Die Begriffe wurden zum tönernen Aushängeschild der sich herauskristallisierenden Gothic-Szene und steht sinnbildlich auch für die Zerrissenheit einer Jugendbewegung, die bei aller Anti-Haltung auch immer mit einem Pike die Tür zum Massengeschmack offen hielt. Deswegen bietet die wieder einmal großartig gelungene Zusammenstellung "No Songs Tomorrow" des Cherry Red Labels einige sehr bekannte Namen. Allen voran natürlich The Cure, denen es gelungen ist, über Jahrzehnte hinweg, melancholisches Lebensgefühl und Charttauglichkeit so zu verquicken, dass die Gothic-Gralshüter keinen Ausverkauf witterten und Otto Normalverbraucher ein bisschen morbide Mystik in ihr Leben integrieren konnte, um sich damit vielleicht interessant und besonders zu machen (Depeche Mode glückte dieser Spagat ebenso).

Auf der üppig bestückten und einmal mehr liebevoll kuratierten Zusammenstellung haben The Cure die Rolle des Türstehers dieser Compilation. "The Funeral Party" aus dem 81er Album "Faith" eröffnet "No Songs Tomorrow" und steht exemplarisch für einen neuen Sound, der sich aus schleppenden Rhythmen und flirrenden Synthesizern zusammenbaut und damit eine fast schon sakrale Stimmung beschwört. Natürlich fing alles wieder einmal in England an, doch die Cold-, respektive Dark-Wave-Szene breitete sich wie ein samtschwarzer Teppich binnen kürzester Zeit über die ganze Welt aus. Der Universalität dieses Genres will der Sampler Rechnung tragen, indem er sich markante Nummern oder ikonische Bands aus verschiedensten Erdteilen präsentiert.

Deutschland ist dabei mit ein paar wunderbaren Evergreens vertreten, die nur noch selten auf digitalen Tonträgern zu finden sind. Days Of Sorrow aus Dortmund haben ihr traumhaftes Stück "Wild World" von 1990 bereitgestellt, und - fast schon erwartbar - sind auch Xmal Deutschland mit von der Partie, jedoch nicht mit dem naheliegenden "Incubus Succubus", sondern "Sickle Moon", einer Single aus ihrer Spätphase, als die Band um Sängerin Anja Hüwe auch in Englisch zu singen begann, um sich einem größeren Publikum zu öffnen. Ansonsten gibt es ein Wiederhören mit den französischen Siouxsie-Soundalike Kas Product ("Tina Town"), dem schwedischen Hoffnungslosromantiker Lars Falk (immer noch zeitlos schön: "See My Friend Fall"), die bis heute auftretenden Kirlian Camera aus Italien ("Blue Room"), Clan Of Xymox aus den Niederlanden ("Louise") und die New Yorker Requiem In White ("A Prodigal Son").

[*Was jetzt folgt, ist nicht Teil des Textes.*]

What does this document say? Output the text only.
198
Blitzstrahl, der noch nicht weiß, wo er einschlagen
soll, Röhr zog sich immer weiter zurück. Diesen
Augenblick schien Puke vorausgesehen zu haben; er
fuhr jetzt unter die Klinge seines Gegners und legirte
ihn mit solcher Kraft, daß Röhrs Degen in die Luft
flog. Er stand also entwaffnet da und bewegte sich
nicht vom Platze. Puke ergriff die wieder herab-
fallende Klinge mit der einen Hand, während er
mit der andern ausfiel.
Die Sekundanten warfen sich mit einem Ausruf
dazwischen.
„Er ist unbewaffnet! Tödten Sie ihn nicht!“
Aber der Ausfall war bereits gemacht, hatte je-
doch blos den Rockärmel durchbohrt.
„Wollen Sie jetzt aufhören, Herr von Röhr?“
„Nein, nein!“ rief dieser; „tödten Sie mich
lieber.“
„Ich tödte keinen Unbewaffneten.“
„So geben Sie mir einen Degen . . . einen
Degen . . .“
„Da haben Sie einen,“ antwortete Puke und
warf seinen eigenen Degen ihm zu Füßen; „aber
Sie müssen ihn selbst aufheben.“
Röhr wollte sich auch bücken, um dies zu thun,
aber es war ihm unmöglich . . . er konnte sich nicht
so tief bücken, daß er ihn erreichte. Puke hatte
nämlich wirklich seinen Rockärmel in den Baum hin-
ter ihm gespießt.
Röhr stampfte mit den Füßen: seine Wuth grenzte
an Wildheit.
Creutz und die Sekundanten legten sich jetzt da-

Wie sehr die Verquickung zwischen Pop und Indie (auch wenn es den Begriff noch nicht gab, beziehungsweise erst im Entstehen war) gelang, zeigt unter anderem "Heat" von Soft Cell. Der Song war auf dem 1983er Album "The Art Of Falling Apart", der sich stilistisch von der kinky Elektronik ihres, maßgeblich die 80er beeinflussenden, Albums "Non Stop Erotic Cabaret" weit entfernte. Die epochal-dunkle Grundstimmung dieser Nummer ist kommt einem Abstieg in den Hades gleich, ist wie das Gemälde eines Hieronymus Bosch. Auf der anderen Seite stieg eine Band wie Fra Lippo Lippi aus Norwegen aus den musikalischen Nebelschwaden in den Pop-Olymp auf. Hört man sich das schummrige, 1983 veröffentlichte "Now And Forever" an, kann man sich gar nicht vorstellen, dass die Band nur drei Jahre später mit "Shouldn't Have To Be Like That" einen astreinen Pop-Song offerieren würde.

Aber auch das ist Dark Wave: eine Stilrichtung, die sich den großartigen Melodien in keiner Weise verschließt und damit auch immer mit einem kajalgeschwärzten Auge über den Tellerrand der Subkultur blickt und dem Mainstream mit einer Wimper zuwinkt. Das ist vielleicht auch der Grund, warum aktuelle Bands wie Boy Harsher, She Past Away, Actors oder Grey Gallows den Darkwave-Gedanken weitertragen können und damit - zumindest in überschaubarem Rahmen - veritable Erfolge feiern können: Eine gute Melodie überdauert die Zeit. Ob diese fröhlich in Dur vor sich hinträllert oder, wie bei "No Songs Tomorrow", in molllastige Abgründe driftet, spielt dabei keine Rolle.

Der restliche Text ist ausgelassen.